One nice change is that the windows are a slightly different blue than the spandrel panels below them. This combined with the exaggerated horizontal mullions and the hidden vertical mullions gives it a banded appearance, rather than the uniformity of Manulife or the new Devonian. I think they could have gone a bit further with it though, either darkening the spandrels or making the windows more transparent (humbug to energy efficiency). The banding is prominent but it doesn't quite pop, and on a cloudy day you might not even notice it.
The building is also subject to the same height restrictions that have led to downtown Edmonton's many cubic "high-rises" which are as tall as they are wide. 10830 is actually quite a bit wider than it is tall, but the manic massing tries to hide that. That seems to be the approach Procura will be taking with all of its developments in the area, which should feel more interesting than the duplo-blocks-as-urban-design approach of the government area a few blocks to the south.
It also goes without saying that the new retail spaces will be such a welcome addition to Jasper, in an area that has been a black hole for a decade? More?
Tegler Building (1911-1982)
Model and Building information
My 150th model, and to mark that occasion we have the Tegler Building. This completes my personal trinity of Edmonton's lost buildings, along with the Library and the Courthouse.
I think that for many Edmontonians the Tegler also serves somewhat as the one-that-got-away - given historical designation only to have it taken away again; and imploded only to be replaced by a bland and rather lame piece of post-modernism. Looking at it today makes me realize what the intersection of 101 Street and 102 Avenue once have must been, particularly at street level. How different would 101 Street or Rice Howard Way feel if they were still lined with those storefronts today?
The model reuses textures from all the usual suspects - the Buena Vista, CIBC and Bowker - along with a colourized version of Tegler's lower floors. I really like how it turned out, and when I set out to model some of Edmonton's lost buildings this was exactly what I was aiming for.
Library (1923-1968)
Model and Building information
Another of Edmonton's lost buildings, which again makes use of the all-purpose textures of the Bowker Building and Downtown CIBC, along with roof tiles borrowed from the Annamoe Mansion. There are also a few textures taken from the one colour photograph of the library that I could find. References for this building are tough to find though, so this model isn't particularly good or accurate, but I think it gets the point across.
The Arlington (1909-2008)
Model and Building information
I spent some time on the top floor of the Arlington about a year before it was destroyed by fire. I remember the deceptively large windows (those architects sure knew how to work proportions), the wonderful sliding doors separating the bedroom from the living room, the murphy bed, and the original hardwood floors coated by what seemed like an inch of varathane.
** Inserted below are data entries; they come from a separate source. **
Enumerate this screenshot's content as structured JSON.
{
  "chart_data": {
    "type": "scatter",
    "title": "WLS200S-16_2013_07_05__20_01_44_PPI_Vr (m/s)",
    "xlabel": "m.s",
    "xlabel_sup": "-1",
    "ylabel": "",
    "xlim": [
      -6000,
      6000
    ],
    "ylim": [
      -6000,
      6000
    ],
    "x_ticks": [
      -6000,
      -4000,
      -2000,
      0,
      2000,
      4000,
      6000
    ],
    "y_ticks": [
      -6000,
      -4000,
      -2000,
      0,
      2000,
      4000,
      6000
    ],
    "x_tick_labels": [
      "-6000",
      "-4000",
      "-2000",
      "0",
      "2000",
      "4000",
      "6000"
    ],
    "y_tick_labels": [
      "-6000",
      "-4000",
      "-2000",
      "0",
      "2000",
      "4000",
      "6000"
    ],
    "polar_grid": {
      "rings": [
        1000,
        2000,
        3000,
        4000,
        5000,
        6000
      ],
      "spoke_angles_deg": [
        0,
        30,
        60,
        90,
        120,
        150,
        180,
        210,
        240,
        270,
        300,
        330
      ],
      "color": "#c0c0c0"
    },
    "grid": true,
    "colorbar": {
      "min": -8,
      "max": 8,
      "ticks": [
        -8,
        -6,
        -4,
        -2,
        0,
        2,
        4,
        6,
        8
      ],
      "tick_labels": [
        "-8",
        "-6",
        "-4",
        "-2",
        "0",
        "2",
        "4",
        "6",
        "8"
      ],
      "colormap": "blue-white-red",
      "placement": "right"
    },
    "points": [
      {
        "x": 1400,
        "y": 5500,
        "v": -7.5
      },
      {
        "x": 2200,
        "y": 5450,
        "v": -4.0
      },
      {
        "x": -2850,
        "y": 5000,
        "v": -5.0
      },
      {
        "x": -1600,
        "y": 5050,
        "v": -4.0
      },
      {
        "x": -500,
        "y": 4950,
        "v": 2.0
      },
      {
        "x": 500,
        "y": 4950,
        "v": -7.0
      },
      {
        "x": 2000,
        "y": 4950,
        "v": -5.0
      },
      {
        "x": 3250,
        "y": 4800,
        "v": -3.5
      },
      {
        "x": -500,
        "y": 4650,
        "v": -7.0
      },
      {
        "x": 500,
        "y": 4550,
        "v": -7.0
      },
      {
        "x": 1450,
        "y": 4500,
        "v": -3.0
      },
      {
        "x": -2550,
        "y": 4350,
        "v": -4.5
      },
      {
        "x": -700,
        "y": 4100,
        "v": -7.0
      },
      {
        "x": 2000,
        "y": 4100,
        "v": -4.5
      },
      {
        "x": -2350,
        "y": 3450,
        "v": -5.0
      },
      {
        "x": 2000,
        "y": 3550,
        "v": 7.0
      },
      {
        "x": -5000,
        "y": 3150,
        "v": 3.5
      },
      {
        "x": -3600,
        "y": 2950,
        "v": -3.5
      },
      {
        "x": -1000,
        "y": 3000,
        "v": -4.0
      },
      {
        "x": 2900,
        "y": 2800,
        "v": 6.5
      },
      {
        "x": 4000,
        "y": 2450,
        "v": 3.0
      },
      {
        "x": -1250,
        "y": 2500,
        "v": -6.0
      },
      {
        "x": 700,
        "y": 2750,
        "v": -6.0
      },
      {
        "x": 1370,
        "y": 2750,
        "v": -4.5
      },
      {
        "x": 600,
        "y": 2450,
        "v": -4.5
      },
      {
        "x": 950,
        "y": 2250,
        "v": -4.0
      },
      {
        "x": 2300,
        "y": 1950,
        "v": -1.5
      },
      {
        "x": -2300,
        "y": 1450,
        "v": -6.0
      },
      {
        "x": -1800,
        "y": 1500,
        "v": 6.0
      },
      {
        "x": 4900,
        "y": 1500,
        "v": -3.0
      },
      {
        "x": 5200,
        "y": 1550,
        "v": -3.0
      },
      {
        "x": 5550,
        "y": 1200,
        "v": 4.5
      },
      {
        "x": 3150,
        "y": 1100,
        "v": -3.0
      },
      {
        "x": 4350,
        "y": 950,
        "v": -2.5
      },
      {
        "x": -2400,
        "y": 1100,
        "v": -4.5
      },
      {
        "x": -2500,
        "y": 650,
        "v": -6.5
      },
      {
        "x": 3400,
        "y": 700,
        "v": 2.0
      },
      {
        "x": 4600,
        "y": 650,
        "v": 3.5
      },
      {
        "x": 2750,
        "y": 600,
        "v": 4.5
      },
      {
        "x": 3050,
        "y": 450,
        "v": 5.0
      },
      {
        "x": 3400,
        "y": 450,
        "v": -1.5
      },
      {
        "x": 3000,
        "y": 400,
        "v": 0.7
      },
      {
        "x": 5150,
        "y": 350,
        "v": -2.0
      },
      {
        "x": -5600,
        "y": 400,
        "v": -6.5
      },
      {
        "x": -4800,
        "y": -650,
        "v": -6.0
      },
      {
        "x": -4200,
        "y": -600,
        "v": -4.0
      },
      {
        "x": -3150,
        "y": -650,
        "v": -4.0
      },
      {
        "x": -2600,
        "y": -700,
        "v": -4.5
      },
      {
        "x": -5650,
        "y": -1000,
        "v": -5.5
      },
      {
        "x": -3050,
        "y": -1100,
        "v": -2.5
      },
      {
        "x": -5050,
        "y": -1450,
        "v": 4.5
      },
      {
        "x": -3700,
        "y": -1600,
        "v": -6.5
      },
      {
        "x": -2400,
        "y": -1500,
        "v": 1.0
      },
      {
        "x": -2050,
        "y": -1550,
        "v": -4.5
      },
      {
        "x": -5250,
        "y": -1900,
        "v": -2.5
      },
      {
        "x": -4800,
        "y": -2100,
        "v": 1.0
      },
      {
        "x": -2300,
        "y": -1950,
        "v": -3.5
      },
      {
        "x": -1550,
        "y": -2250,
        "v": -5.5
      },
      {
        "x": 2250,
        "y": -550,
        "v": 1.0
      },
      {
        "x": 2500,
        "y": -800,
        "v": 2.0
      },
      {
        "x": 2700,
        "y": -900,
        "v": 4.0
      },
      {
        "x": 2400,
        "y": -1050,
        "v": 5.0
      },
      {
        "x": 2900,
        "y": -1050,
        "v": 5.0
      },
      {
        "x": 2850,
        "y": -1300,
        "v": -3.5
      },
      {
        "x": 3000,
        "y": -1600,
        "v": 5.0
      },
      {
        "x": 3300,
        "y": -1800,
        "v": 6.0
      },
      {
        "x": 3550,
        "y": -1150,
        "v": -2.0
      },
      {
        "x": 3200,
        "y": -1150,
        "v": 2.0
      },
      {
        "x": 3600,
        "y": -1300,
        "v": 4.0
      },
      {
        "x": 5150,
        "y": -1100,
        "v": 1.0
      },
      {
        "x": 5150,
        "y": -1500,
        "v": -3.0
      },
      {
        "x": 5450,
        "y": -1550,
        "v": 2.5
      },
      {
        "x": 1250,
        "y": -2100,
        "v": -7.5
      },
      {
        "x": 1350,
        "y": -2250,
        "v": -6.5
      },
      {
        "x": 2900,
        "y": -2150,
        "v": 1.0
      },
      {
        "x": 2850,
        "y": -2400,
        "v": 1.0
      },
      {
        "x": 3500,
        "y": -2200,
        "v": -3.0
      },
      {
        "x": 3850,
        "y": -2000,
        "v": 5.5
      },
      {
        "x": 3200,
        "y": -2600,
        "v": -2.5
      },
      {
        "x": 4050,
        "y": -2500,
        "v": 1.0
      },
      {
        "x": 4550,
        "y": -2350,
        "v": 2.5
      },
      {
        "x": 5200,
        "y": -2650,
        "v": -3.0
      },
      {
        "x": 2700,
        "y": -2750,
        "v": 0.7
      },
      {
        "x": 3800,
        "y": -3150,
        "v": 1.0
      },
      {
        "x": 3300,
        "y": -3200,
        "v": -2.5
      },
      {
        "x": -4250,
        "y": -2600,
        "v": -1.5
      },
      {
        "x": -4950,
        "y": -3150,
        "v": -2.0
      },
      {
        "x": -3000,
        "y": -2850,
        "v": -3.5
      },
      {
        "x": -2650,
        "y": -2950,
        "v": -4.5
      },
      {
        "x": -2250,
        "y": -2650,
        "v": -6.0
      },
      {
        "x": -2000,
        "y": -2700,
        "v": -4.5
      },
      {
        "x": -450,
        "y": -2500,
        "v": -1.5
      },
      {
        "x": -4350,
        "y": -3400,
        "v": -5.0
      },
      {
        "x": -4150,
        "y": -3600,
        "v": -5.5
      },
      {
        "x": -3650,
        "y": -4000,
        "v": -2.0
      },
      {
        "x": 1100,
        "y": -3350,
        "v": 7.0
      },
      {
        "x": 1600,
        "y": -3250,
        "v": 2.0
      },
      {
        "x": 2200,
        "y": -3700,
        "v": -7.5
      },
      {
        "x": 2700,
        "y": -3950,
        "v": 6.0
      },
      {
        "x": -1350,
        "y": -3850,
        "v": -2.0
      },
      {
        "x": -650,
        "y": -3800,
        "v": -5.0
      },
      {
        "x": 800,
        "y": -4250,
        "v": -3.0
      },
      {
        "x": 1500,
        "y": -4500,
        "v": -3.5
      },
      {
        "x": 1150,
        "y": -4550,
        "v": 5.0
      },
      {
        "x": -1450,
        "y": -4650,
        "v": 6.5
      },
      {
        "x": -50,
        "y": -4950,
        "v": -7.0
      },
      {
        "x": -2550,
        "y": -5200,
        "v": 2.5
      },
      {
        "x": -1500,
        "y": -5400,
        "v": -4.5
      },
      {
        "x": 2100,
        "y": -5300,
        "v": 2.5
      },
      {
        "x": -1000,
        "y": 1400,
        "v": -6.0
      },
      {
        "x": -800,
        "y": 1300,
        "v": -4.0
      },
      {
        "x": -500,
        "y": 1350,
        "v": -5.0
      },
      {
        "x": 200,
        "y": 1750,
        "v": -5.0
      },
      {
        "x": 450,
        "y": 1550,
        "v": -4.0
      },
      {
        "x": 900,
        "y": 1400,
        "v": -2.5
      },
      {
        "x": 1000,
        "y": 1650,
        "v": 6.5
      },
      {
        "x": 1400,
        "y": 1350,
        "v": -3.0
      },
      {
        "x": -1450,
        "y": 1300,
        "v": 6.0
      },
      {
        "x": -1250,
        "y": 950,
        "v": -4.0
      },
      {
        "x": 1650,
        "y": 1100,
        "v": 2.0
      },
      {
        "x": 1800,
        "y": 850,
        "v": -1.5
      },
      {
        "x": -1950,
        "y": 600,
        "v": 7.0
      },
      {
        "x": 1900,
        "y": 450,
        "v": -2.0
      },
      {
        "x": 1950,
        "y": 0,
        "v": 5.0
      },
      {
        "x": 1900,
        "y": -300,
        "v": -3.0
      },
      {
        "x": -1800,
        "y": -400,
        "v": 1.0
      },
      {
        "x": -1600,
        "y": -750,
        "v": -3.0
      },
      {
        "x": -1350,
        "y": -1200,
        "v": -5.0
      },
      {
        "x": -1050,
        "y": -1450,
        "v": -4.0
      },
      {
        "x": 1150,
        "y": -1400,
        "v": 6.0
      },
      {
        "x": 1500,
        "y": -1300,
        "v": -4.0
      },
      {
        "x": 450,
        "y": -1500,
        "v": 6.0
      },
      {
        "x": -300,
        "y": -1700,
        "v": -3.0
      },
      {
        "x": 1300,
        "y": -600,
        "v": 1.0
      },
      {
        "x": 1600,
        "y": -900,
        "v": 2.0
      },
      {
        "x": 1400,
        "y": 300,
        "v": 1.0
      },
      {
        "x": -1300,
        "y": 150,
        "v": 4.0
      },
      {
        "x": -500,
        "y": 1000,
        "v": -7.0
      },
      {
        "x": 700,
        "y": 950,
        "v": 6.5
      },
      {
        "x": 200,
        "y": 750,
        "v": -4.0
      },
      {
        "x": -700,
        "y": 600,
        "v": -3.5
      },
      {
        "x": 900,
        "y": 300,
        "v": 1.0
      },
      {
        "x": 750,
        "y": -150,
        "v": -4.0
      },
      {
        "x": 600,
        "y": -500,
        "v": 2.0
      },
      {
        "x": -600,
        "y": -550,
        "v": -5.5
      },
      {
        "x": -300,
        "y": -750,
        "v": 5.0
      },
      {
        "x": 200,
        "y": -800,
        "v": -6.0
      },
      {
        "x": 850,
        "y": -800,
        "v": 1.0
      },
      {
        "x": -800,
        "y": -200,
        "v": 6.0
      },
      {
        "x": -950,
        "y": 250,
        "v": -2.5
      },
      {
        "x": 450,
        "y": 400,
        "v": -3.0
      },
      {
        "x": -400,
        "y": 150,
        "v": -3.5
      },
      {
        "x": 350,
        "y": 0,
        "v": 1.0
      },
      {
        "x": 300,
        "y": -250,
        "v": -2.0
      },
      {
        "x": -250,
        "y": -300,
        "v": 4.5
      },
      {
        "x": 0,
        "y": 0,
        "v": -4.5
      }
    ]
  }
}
I don't have any photos of the Arlington, so this model doesn't use any textures from the actual building. Instead, the textures are repurposed from the Buena Vista Building on 124st and Derwas Court on 121st.
Court House (1912-1972)
Model and Building information
Demolished before I was born, I've long heard stories of the old Court House. Much as I appreciate Modernism, I do have to wonder how architects and planners of the day could have been so dedicated to erasing the past and replacing it with their shiny concrete modernity. How many buildings were lost because they didn't have air-conditioning, and how ridiculous is that?
On the other hand, I guess that one Beaux Arts building is kindof the same as all the rest. This frankenmodel was thrown together with bits of the Bowker Building and downtown CIBC, and is as accurate as I could make it.